House with for sale sign

A divorce is a very emotional time for a couple, and it’s no picnic when it comes with other huge issues like child custody and what to do with your house. In the past, it used to be relatively simple for a couple to sell the house, split the equity, and go their separate ways – but the new housing market doesn’t make it that easy. Here are some options to consider when the breakup of a marriage involves a house:


It really is the easiest way to put the joint debt behind you. However, it’s not always possible if you’re underwater on the mortgage.

Refinance in One Person’s Name

If you’re not underwater on the home, one of you has enough income and credit to qualify, and the other spouse agrees, refinancing is a good way to avoid more hassle.

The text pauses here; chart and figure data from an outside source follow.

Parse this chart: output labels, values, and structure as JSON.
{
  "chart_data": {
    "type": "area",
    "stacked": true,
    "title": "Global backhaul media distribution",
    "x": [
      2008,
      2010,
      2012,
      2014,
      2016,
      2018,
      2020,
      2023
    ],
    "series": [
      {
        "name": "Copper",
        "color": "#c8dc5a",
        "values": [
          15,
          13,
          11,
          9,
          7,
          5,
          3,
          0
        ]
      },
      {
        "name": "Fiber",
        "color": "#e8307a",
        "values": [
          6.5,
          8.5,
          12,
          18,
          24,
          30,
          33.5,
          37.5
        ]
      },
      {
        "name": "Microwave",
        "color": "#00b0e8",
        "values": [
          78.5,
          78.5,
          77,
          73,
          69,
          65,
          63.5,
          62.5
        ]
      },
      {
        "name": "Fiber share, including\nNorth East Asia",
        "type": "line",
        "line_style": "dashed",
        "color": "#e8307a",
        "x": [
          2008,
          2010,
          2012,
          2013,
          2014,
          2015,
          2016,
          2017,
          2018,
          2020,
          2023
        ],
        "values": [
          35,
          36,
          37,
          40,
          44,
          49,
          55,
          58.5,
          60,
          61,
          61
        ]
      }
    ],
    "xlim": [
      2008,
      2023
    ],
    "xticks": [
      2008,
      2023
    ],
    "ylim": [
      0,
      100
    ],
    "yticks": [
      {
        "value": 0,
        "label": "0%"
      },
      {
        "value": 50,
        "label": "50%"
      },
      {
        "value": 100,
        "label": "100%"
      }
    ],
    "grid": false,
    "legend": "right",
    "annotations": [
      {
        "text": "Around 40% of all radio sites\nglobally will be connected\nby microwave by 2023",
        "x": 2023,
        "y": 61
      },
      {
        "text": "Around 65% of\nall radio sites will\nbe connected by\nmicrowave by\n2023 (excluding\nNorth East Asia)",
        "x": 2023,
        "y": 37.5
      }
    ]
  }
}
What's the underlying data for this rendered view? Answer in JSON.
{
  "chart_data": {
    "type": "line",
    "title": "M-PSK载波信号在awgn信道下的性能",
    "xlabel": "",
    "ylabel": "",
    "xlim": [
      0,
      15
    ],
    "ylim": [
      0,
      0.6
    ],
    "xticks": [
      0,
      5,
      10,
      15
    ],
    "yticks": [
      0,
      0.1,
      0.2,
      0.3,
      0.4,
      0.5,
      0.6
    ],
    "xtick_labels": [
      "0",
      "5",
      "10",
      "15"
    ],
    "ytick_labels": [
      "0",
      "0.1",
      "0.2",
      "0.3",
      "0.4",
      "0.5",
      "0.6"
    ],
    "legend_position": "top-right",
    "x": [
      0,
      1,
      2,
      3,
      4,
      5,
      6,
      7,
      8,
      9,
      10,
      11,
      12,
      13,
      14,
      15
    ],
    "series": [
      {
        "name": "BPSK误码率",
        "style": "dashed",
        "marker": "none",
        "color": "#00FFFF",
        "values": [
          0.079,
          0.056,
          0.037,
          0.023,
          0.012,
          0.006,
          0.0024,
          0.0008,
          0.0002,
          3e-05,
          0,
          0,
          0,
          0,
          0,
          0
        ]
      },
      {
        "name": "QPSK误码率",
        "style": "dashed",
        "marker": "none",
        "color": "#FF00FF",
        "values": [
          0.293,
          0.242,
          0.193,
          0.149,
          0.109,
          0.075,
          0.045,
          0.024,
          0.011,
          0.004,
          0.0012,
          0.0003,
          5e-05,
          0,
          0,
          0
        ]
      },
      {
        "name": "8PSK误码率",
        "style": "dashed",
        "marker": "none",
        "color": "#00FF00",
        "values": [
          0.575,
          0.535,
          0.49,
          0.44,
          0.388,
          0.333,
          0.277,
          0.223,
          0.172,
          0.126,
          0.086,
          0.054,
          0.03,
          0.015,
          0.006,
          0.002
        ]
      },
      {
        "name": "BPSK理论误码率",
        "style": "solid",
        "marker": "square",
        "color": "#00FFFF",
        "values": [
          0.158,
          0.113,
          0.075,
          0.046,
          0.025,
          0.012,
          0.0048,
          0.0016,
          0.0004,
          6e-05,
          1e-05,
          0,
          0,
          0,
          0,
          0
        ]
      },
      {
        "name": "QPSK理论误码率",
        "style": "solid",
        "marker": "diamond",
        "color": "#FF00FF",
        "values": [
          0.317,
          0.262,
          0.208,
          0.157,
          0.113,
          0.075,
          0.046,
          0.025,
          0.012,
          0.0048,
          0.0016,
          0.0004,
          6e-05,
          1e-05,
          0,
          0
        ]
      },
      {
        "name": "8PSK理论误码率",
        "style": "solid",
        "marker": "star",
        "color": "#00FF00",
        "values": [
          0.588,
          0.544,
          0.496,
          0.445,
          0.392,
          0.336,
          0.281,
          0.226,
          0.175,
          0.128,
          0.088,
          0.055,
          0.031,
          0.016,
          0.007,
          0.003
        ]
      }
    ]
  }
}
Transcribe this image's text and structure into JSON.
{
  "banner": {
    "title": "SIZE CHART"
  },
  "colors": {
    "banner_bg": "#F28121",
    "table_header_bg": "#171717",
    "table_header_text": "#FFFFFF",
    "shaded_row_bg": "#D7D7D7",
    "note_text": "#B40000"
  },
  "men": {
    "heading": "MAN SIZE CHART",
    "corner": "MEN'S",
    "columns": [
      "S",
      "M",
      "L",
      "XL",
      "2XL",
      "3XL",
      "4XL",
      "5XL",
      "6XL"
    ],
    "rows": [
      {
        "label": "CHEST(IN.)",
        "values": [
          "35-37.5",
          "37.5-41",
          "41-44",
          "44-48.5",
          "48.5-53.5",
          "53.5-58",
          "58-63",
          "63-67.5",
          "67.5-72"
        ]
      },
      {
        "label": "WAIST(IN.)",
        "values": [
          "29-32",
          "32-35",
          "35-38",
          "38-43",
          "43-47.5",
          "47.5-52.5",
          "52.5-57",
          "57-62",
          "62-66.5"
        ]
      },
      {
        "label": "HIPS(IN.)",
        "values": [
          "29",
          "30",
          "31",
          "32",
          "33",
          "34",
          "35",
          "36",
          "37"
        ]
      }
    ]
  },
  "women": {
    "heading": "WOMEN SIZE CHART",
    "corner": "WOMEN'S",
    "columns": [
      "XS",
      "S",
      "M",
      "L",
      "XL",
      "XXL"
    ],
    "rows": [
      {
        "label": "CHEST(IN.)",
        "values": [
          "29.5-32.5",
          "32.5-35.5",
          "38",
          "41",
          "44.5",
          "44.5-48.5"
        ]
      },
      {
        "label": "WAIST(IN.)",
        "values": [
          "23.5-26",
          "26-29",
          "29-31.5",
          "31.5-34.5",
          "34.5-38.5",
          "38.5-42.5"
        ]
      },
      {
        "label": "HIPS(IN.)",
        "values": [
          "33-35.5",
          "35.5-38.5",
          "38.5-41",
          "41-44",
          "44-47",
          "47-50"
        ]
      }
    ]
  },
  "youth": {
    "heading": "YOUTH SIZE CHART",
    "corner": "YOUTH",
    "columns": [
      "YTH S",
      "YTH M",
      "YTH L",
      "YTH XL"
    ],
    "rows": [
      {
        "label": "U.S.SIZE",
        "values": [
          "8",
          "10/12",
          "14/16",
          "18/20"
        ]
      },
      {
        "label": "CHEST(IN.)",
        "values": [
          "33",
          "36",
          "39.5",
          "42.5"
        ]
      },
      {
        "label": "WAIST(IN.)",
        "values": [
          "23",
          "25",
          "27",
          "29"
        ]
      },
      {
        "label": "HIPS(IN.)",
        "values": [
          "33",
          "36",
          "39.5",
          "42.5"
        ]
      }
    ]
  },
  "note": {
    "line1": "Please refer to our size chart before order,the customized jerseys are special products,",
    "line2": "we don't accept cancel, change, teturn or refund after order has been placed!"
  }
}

However, make sure you can and should keep the house.

Loan Assumptions 

If one of you wants to keep the house but a refinance isn’t appealing, a lender may let one spouse assume the mortgage. It’s rare these days, but it doesn’t hurt to try!

Stay on the Mortgage

While this definitely isn’t the ideal situation, if all other options fall through, someone may have to remain on a mortgage – leaving the loan as is, and coming to an agreement with your ex. This can be risky, since your credit depends on the other person making payments.

Overall, try to keep emotions in check. It may sound harsh, but creditors don’t really care about your emotional state – they want to make sure they’ll be paid. Keeping a level head and separating the business from the personal will help the process go much more smoothly.